Brandon Schneider

Golden State Warriors
- Positions: CEO & President of business operations
- League: NBA

Personal information
- Born: San Francisco Bay Area

Career information
- College: University of California, Los Angeles (BA)

Career history
- 2002–2004: Golden State Warriors (Account executive, season ticket sales)
- 2004–2005: Golden State Warriors (Ticket sales manager)
- 2014–2021: Golden State Warriors (Assistant director of ticket operations)
- 2007–2011: Golden State Warriors (Director of ticket sales)
- 2012–2018: Golden State Warriors (VP of ticket sales and service)
- 2019–2021: Golden State Warriors (Chief revenue officer)
- 2022–present: Golden State Warriors (President and Chief operating officer)

= Brandon Schneider (executive) =

National Basketball Association executive

Brandon Schneider is an American sports executive who holds the position of chief operating officer and president of business operations of the Golden State Warriors, supervising all business operations for the organization, including the management of Chase Center.

==Career==
Schneider replaced Rick Welts as chief operating officer and president of business operations in April 2021. Before assuming his current position as COO, Schneider served as the chief revenue officer for three seasons, four seasons as senior vice president of business development, two seasons as group vice president of ticket sales and services, and three seasons as vice president of ticket sales and services.

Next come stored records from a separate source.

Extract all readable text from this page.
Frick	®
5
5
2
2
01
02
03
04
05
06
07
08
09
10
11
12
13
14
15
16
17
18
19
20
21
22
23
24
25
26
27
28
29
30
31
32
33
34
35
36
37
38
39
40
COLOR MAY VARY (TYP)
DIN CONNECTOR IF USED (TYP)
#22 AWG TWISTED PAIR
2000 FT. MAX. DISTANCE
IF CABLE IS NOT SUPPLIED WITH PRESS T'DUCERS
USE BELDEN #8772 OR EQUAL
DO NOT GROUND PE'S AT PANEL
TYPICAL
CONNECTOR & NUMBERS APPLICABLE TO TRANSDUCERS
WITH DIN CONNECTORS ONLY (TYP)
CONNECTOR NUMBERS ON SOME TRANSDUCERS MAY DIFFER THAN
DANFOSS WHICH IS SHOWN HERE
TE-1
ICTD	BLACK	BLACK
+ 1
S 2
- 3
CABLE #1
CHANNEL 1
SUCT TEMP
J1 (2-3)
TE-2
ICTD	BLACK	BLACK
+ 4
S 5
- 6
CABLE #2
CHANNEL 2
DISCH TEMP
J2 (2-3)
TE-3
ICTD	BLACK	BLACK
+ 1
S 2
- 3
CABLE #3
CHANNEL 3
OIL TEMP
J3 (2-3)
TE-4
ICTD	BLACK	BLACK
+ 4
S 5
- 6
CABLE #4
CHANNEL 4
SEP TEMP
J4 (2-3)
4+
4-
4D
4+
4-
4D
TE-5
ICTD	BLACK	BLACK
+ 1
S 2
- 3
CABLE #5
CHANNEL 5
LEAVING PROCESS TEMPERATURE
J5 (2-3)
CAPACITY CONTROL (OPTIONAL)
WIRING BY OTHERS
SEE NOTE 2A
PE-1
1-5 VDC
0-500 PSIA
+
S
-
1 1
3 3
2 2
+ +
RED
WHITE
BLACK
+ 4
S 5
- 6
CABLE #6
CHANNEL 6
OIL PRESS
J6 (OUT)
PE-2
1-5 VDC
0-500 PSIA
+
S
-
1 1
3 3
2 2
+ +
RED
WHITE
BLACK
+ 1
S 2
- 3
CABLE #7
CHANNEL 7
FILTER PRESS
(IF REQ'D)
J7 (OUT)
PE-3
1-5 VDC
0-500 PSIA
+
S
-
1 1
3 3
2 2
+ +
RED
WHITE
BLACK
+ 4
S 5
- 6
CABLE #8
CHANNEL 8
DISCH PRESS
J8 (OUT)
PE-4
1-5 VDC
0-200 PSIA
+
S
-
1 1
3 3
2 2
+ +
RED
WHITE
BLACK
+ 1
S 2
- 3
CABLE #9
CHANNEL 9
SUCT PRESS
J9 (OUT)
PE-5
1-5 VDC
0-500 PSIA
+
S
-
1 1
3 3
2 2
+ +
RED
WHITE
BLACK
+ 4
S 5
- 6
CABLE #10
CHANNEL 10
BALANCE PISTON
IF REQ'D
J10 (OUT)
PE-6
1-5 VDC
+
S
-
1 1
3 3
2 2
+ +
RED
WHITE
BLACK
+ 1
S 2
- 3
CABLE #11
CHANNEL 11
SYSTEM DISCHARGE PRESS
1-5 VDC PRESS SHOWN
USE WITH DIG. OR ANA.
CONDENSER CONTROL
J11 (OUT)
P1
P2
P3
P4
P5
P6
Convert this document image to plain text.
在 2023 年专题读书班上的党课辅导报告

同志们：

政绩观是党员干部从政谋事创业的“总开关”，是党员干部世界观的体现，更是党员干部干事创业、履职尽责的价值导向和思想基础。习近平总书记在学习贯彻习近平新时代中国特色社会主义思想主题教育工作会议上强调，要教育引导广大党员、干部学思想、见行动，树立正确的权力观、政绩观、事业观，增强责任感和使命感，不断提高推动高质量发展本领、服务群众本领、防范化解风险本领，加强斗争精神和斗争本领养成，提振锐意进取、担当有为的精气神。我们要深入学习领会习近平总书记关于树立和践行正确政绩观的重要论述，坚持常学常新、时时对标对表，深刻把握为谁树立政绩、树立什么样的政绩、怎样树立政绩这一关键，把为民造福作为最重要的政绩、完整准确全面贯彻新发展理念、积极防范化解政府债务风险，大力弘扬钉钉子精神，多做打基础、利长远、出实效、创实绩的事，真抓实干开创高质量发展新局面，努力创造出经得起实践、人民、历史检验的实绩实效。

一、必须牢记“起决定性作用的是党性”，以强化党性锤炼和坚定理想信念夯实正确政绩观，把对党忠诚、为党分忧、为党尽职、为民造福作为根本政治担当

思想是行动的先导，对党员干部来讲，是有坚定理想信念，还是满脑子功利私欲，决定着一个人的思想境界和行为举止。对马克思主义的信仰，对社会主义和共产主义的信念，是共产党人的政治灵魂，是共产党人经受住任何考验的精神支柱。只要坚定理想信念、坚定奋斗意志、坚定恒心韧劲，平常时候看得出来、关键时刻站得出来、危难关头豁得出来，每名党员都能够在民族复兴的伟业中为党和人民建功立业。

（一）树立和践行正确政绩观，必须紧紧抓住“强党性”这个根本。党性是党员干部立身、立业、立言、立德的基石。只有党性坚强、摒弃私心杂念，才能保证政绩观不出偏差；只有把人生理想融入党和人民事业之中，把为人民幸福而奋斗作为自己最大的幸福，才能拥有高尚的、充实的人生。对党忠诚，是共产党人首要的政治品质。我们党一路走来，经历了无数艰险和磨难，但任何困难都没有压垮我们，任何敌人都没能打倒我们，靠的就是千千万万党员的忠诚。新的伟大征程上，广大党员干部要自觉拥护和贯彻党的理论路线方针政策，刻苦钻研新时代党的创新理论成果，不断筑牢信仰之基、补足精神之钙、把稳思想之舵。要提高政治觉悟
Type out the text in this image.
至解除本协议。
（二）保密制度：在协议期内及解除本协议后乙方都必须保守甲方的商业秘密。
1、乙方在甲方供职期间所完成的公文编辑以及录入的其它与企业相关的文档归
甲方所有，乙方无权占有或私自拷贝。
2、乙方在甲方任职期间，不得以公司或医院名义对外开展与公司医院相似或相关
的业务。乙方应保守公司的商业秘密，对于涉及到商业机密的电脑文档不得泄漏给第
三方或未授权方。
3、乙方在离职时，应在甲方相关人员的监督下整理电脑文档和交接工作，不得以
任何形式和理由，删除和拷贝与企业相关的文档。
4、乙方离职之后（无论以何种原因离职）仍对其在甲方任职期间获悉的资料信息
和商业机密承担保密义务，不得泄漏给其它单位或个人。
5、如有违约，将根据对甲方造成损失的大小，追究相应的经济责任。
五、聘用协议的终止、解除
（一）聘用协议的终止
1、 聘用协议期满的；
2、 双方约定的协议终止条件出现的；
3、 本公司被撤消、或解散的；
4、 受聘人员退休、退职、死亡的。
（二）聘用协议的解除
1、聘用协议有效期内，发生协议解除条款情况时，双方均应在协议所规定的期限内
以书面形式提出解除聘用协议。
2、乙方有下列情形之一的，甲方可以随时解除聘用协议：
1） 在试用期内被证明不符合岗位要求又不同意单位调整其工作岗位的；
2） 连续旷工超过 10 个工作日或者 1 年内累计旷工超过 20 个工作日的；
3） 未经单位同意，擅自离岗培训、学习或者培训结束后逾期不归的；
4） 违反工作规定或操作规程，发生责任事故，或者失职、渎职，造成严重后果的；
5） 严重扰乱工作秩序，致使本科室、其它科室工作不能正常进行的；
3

Schneider initially became a part of the Warriors organization in the summer of 2002 as a season ticket account executive. He then advanced to the role of ticket sales manager in June 2004, and subsequently became the assistant director of ticket sales in April of the following year. Schneider began his career as a waiter.
==Personal life==
Schneider, originally from the San Francisco Bay Area, completed his studies at UCLA in 2001, earning a degree in business economics with a minor in accounting. Schneider lives in Hillsborough, California with his wife Amanda and their son. Schneider has three younger brothers. He is a part-owner of the Los Angeles FC.